When you get your cholesterol measured, three parameters are checked; Total Cholesterol (TC), High Density Lipoprotein (HDL), and Low Density Lipoprotein (LDL). Lipoproteins are molecules that carry cholesterol in the blood. LDL carries cholesterol from the liver and intestine to the rest of the body. HDL carries cholesterol back to the liver. Because high levels of LDL are linked to more atherosclerosis or fat deposition in the arteries, it has become known as “bad” cholesterol. HDL is considered “good” because it picks up excess cholesterol and takes it to the liver for processing.

 

Cholesterol comes from a variety of sources. A small amount is taken in by what we eat, especially if we eat a lot of animal products. Fruits, vegetables, and whole grains have little if any cholesterol. The rest of cholesterol is made mostly by the liver and small intestine. It is synthesized from glucose and triglycerides and is used to make cell membranes, hormones, and bile. Without cholesterol we could not make estrogen, progesterone, or testosterone.

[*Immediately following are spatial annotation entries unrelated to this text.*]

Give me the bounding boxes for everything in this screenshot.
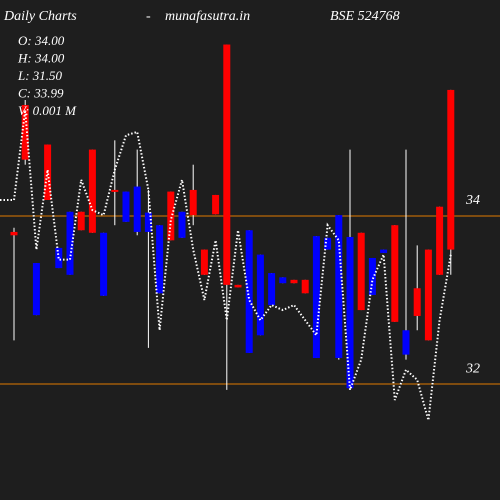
chart-title: Daily Charts xyxy=(3,9,77,24)
candle-body xyxy=(391,225,399,322)
candle-body xyxy=(256,254,264,336)
candle-body xyxy=(144,212,152,232)
candle-body xyxy=(100,232,108,296)
candle-body xyxy=(32,263,40,316)
candle-body xyxy=(368,257,376,295)
candle-body xyxy=(357,232,365,311)
candle-body xyxy=(122,191,130,222)
ohlc-info: H: 34.00 xyxy=(17,50,65,65)
candle-body xyxy=(66,211,74,275)
candle-body xyxy=(402,330,410,355)
candle-body xyxy=(413,288,421,316)
candle-body xyxy=(223,44,231,285)
candle-body xyxy=(290,279,298,284)
ohlc-info: C: 33.99 xyxy=(18,85,64,100)
candle-body xyxy=(380,249,388,253)
candle-body xyxy=(200,249,208,275)
candle-body xyxy=(10,231,18,236)
candle-body xyxy=(133,186,141,232)
candle-body xyxy=(301,279,309,294)
candle-body xyxy=(279,277,287,284)
candle-body xyxy=(245,230,253,353)
candle-body xyxy=(234,284,242,288)
candle-body xyxy=(212,194,220,215)
ohlc-info: V: 0.001 M xyxy=(18,103,77,118)
candle-body xyxy=(156,225,164,294)
average-line xyxy=(0,109,452,421)
candle-body xyxy=(77,211,85,231)
candle-body xyxy=(21,105,29,160)
candle-body xyxy=(268,273,276,306)
candle-body xyxy=(312,236,320,358)
source: munafasutra.in xyxy=(165,9,250,24)
candle-body xyxy=(436,206,444,275)
candle-body xyxy=(346,236,354,389)
candle-body xyxy=(88,149,96,233)
candle-body xyxy=(447,89,455,250)
y-tick-label: 34 xyxy=(465,193,480,208)
y-tick-label: 32 xyxy=(465,361,480,376)
candle-body xyxy=(424,249,432,341)
ohlc-info: L: 31.50 xyxy=(17,68,63,83)
subtitle: BSE 524768 xyxy=(330,9,400,24)
candle-body xyxy=(335,215,343,358)
candle-body xyxy=(189,189,197,216)
candle-body xyxy=(178,211,186,238)
candle-body xyxy=(167,191,175,241)
candle-body xyxy=(324,237,332,250)
candle-body xyxy=(111,189,119,192)
ohlc-info: O: 34.00 xyxy=(18,33,65,48)
title-separator: - xyxy=(146,9,151,24)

It is an extremely important compound.

 

 There is little doubt that high cholesterol is a risk factor for heart disease. It is not the only culprit however. A comprehensive cardiac panel must be run to look at every possible contributor. Make sure to ask about your homocysteine level, your CRP level, and your fasting blood glucose level, as all these contribute equally if not more to cardiovascular disease.

 

Contrary to what it may seem like by all the advertisements, there are many ways to treat high cholesterol. Don’t settle for the party line. Instead, seek out what will work for you. Seek the help of a qualified Naturopathic physician for many scientifically proven alternatives like nutritional supplements and Therapeutic lifestyle programs. These programs are very beneficial and are designed to reduce the risks for cardiovascular disease by stabilizing blood sugars, reducing cholesterol intake, and enhancing cholesterol clearance and utilization. Included in these programs are many very helpful supplements to address high cholesterol levels. So take control of your health and high cholesterol levels today!